Bastion Interview

While we wait to hear more about Supergiant Games’ next title, Transistor, we might as well spend our time reading this Escapist interview with creative director Greg Kasavin, which focuses on Bastion’s story elements. Here’s a couple of snippets to get you started:

Did Bastion’s story change much throughout development?

The story evolved over time as the game itself took shape, but the thematic core remained pretty constant. It was a combination of thematic and aesthetic ideas and also world-design types of ideas. And tonal ideas, as well. Tone was something that [designer] Amir [Rao] and I had been talking about forever. It’s something that we’re both just preoccupied with – creating something that has a specific tone. If the tone is specific, then the identity is specific. And we wanted to make a game that, for obvious reasons, would stand out to people and had a reason to exist. So we wanted to give it a tone that felt distinct.

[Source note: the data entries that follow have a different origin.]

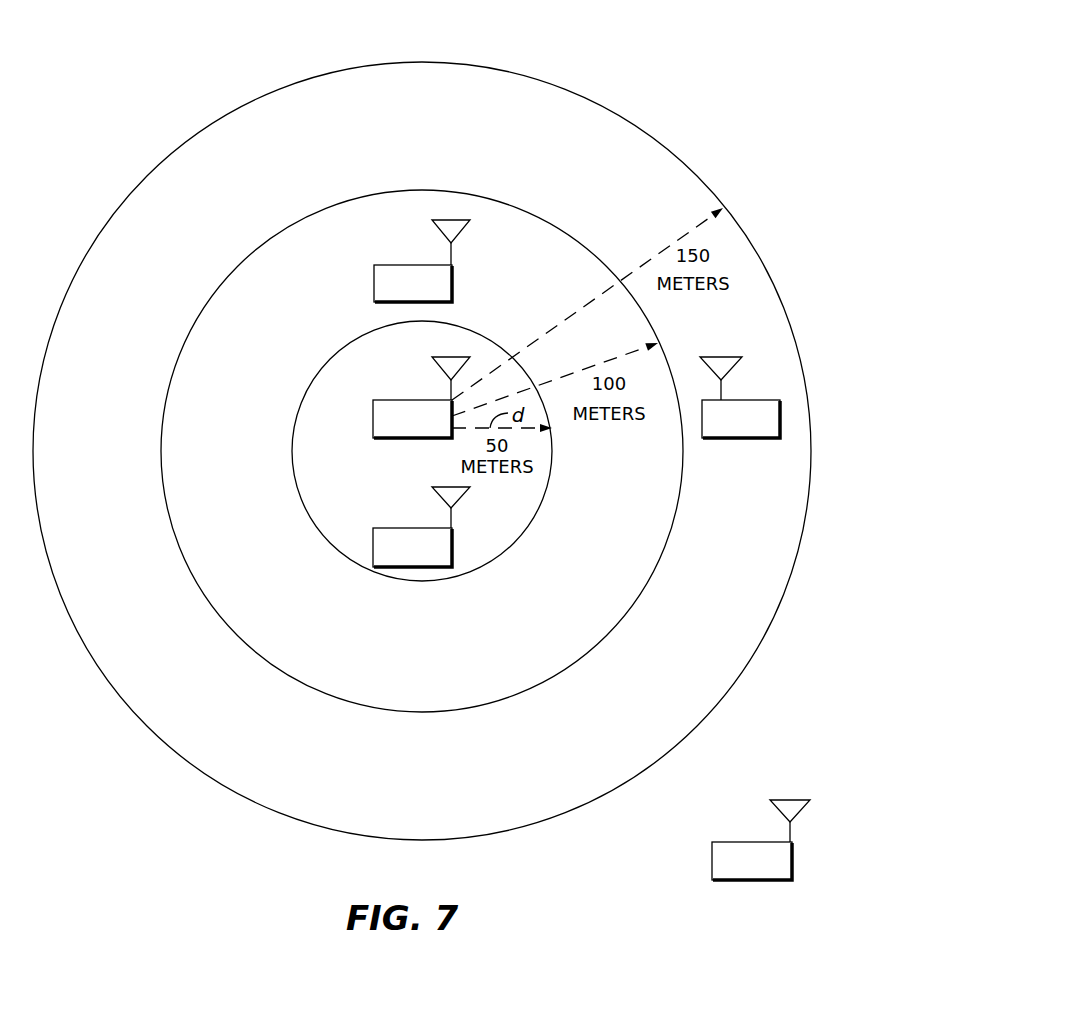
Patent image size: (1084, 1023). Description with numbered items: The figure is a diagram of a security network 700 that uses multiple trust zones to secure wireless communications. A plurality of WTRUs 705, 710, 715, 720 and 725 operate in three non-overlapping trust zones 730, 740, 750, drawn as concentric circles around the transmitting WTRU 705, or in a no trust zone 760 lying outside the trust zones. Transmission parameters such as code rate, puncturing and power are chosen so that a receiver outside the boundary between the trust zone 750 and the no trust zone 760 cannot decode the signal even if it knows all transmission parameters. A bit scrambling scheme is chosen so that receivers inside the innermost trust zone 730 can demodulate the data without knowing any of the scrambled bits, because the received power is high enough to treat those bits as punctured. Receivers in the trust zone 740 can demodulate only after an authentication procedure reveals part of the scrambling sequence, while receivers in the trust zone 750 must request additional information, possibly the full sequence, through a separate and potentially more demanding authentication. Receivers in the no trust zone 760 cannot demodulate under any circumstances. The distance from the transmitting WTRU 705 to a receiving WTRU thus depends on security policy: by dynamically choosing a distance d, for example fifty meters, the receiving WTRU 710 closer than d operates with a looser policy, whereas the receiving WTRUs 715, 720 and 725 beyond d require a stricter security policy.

The security network 700 is at (742, 41).
The transmitting WTRU 705 is at (385, 400).
The receiving WTRU 710 is at (452, 545).
The receiving WTRU 715 is at (374, 277).
The receiving WTRU 720 is at (742, 438).
The receiving WTRU 725 is at (752, 880).
The trust zone 730 is at (313, 513).
The trust zone 740 is at (215, 513).
The trust zone 750 is at (88, 513).
The no trust zone 760 is at (752, 775).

Amir and I were talking about the author Cormac McCarthy, and how come there’s no game that sounds like that? Not all of his books are set in the South, but they have this kind of Southern Gothic feel to them. And The Road in particular was a post-apocalyptic tale but has that feel, with very rich and minimal dialogue and these beautiful, lyrical passages, but a lot of darkness there, as well. So we liked all that kind of stuff, and that was one of the tonal starting points and directly influenced the writing style and the way the narrator talks and stuff like that.

I thought I saw a lot of The Matrix in there, too.

I certainly love the first Matrix movie in particular, but I can’t say that that was a specific influence on this story. I mention Cormac McCarthy’s work; that’s stylistically a direct influence. Other than that, I think most of my influences are subconscious. A lot of the stuff that I grew up watching and reading and whatnot, that all kind of – I love a lot of ’80s fantasy films and, also, a lot of classic fairy tales and stuff like that, like Hans Christian Anderson-type stuff, the dark, rather sinister fairy tales, rather than the kind-of Disney sanitized ones.

It certainly might have been. I really like the first Matrix in particular from a world design perspective. And from a story perspective, it was really important to me to make Bastion completely self-contained and not have the sort of pretenses of being part of a trilogy or something like that. I wanted people to feel happy with how that story ended.